A queue starts to build up at the counter but nobody is backing down. After a good four minutes, the chef cracks and has to blink. I laugh and he goes berserk. He actually tries to jump over the counter to attack me. I guess that it all got too much for him. This probably wasn't how he saw his life panning out when he left his little fishing village in search of the good life. A couple of fellow staff members pull him back and he is taken into a back area to chill out. The battle of the Mauritius Sushi Counter was won by... yours truly, and I really felt that you should know about it.

Meanwhile, Victoria had decided that we should both learn to scuba-dive, as we were getting a bit bored lying around doing nothing. We had a couple of lessons in the pool and then had to spend two days in a classroom, which wasn't exactly my idea of fun. I bought this top-of-the-range dive watch in the scuba place and it does everything we are being taught for us. This is lucky, as I didn't have a clue what the instructor guy was on about most of the time.
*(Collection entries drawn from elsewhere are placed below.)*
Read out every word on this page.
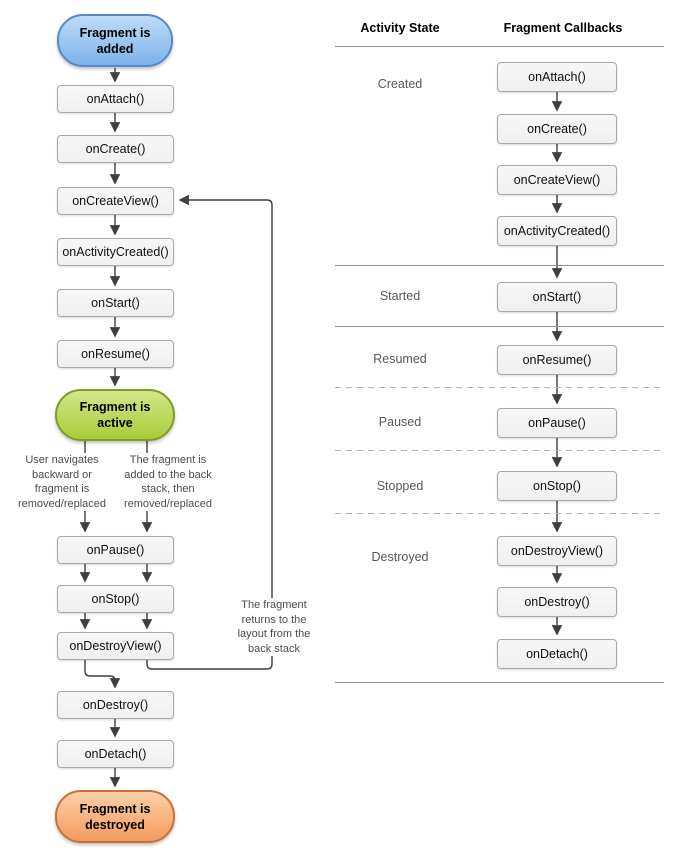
Fragment is added
onAttach()
onCreate()
onCreateView()
onActivityCreated()
onStart()
onResume()
Fragment is active
User navigates backward or fragment is removed/replaced
The fragment is added to the back stack, then removed/replaced
onPause()
onStop()
onDestroyView()
The fragment returns to the layout from the back stack
onDestroy()
onDetach()
Fragment is destroyed
Activity State	Fragment Callbacks
Created
Started
Resumed
Paused
Stopped
Destroyed
onAttach()
onCreate()
onCreateView()
onActivityCreated()
onStart()
onResume()
onPause()
onStop()
onDestroyView()
onDestroy()
onDetach()
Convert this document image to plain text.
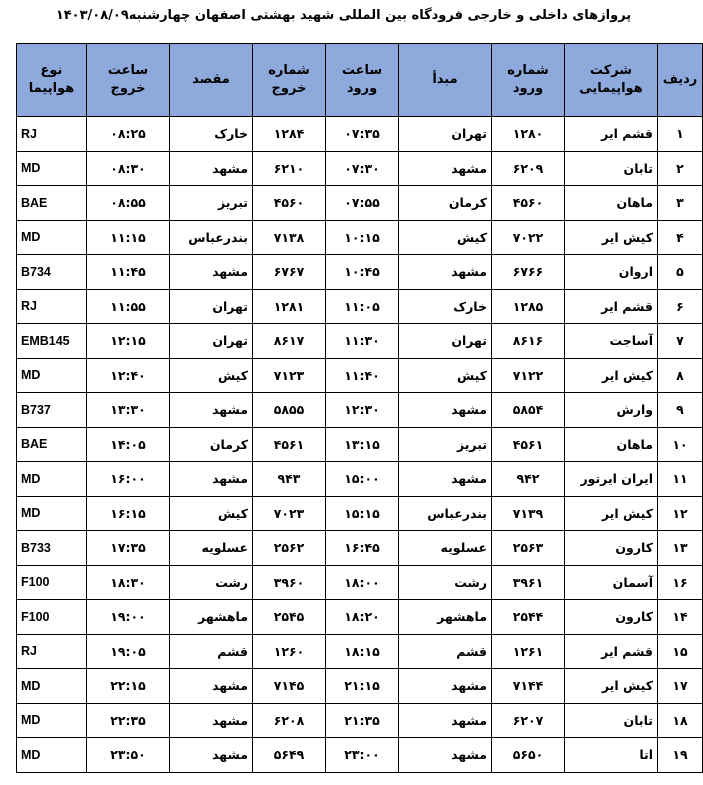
پروازهای داخلی و خارجی فرودگاه بین المللی شهید بهشتی اصفهان چهارشنبه۱۴۰۳/۰۸/۰۹
ردیف	شرکت هواپیمایی	شماره ورود	مبدأ	ساعت ورود	شماره خروج	مقصد	ساعت خروج	نوع هواپیما
۱	قشم ایر	۱۲۸۰	تهران	۰۷:۳۵	۱۲۸۴	خارک	۰۸:۲۵	RJ
۲	تابان	۶۲۰۹	مشهد	۰۷:۳۰	۶۲۱۰	مشهد	۰۸:۳۰	MD
۳	ماهان	۴۵۶۰	کرمان	۰۷:۵۵	۴۵۶۰	تبریز	۰۸:۵۵	BAE
۴	کیش ایر	۷۰۲۲	کیش	۱۰:۱۵	۷۱۳۸	بندرعباس	۱۱:۱۵	MD
۵	اروان	۶۷۶۶	مشهد	۱۰:۴۵	۶۷۶۷	مشهد	۱۱:۴۵	B734
۶	قشم ایر	۱۲۸۵	خارک	۱۱:۰۵	۱۲۸۱	تهران	۱۱:۵۵	RJ
۷	آساجت	۸۶۱۶	تهران	۱۱:۳۰	۸۶۱۷	تهران	۱۲:۱۵	EMB145
۸	کیش ایر	۷۱۲۲	کیش	۱۱:۴۰	۷۱۲۳	کیش	۱۲:۴۰	MD
۹	وارش	۵۸۵۴	مشهد	۱۲:۳۰	۵۸۵۵	مشهد	۱۳:۳۰	B737
۱۰	ماهان	۴۵۶۱	تبریز	۱۳:۱۵	۴۵۶۱	کرمان	۱۴:۰۵	BAE
۱۱	ایران ایرتور	۹۴۲	مشهد	۱۵:۰۰	۹۴۳	مشهد	۱۶:۰۰	MD
۱۲	کیش ایر	۷۱۳۹	بندرعباس	۱۵:۱۵	۷۰۲۳	کیش	۱۶:۱۵	MD
۱۳	کارون	۲۵۶۳	عسلویه	۱۶:۴۵	۲۵۶۲	عسلویه	۱۷:۳۵	B733
۱۶	آسمان	۳۹۶۱	رشت	۱۸:۰۰	۳۹۶۰	رشت	۱۸:۳۰	F100
۱۴	کارون	۲۵۴۴	ماهشهر	۱۸:۲۰	۲۵۴۵	ماهشهر	۱۹:۰۰	F100
۱۵	قشم ایر	۱۲۶۱	قشم	۱۸:۱۵	۱۲۶۰	قشم	۱۹:۰۵	RJ
۱۷	کیش ایر	۷۱۴۴	مشهد	۲۱:۱۵	۷۱۴۵	مشهد	۲۲:۱۵	MD
۱۸	تابان	۶۲۰۷	مشهد	۲۱:۳۵	۶۲۰۸	مشهد	۲۲:۳۵	MD
۱۹	اتا	۵۶۵۰	مشهد	۲۳:۰۰	۵۶۴۹	مشهد	۲۳:۵۰	MD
It's a typical situation where deadbeat hippies give themselves a supposedly important job when technology has already rendered them pointless. Anyway, we finally get out in the boat and head off for our first proper dive. We have to go out of the lagoon because the local fishermen have been very keen on dynamite fishing and there is nothing but dead coral to see.

We cruise over the reef, and we all get in the water. The hippie instructor gives us the signal to go down and we let the air out of our jackets. I start to descend and get ready to equalise – this stops your ears exploding with the pressure. I get down to about 10 metres and I take a big breath and... nothing... there's no air and I panic, big time. I shoot straight back up towards the surface, forgetting everything that they taught me about controlled ascents and all that shit.

I burst up and take a huge gulp of air but then start to feel really weird straight away. I'm dragged on to the boat by the local dive assistant moron, who, it turns out later, forgot to turn my tank on. The hippie instructor surfaces and starts going on about how he's worried I have "the bends" because I came up too fast.

I try to explain that I prefer to come up too fast than die, but I'm finding it hard to talk. They gun the boat back to shore and I'm then shoved into a local taxi with a guy who drives like an idiot for half an hour until we get to the place where they have a decompression chamber. I'm put into what is essentially a vacuum and have to stay in it for six hours.

Victoria comes to visit after her dive – she peers through the thick glass in the door as though she's at the zoo looking at some weird species of pink chimp. She's laughing her head off and I flick her a V-sign. I want to come home. I'm bored of my honeymoon. I need a night at The Electric. Cooper Out.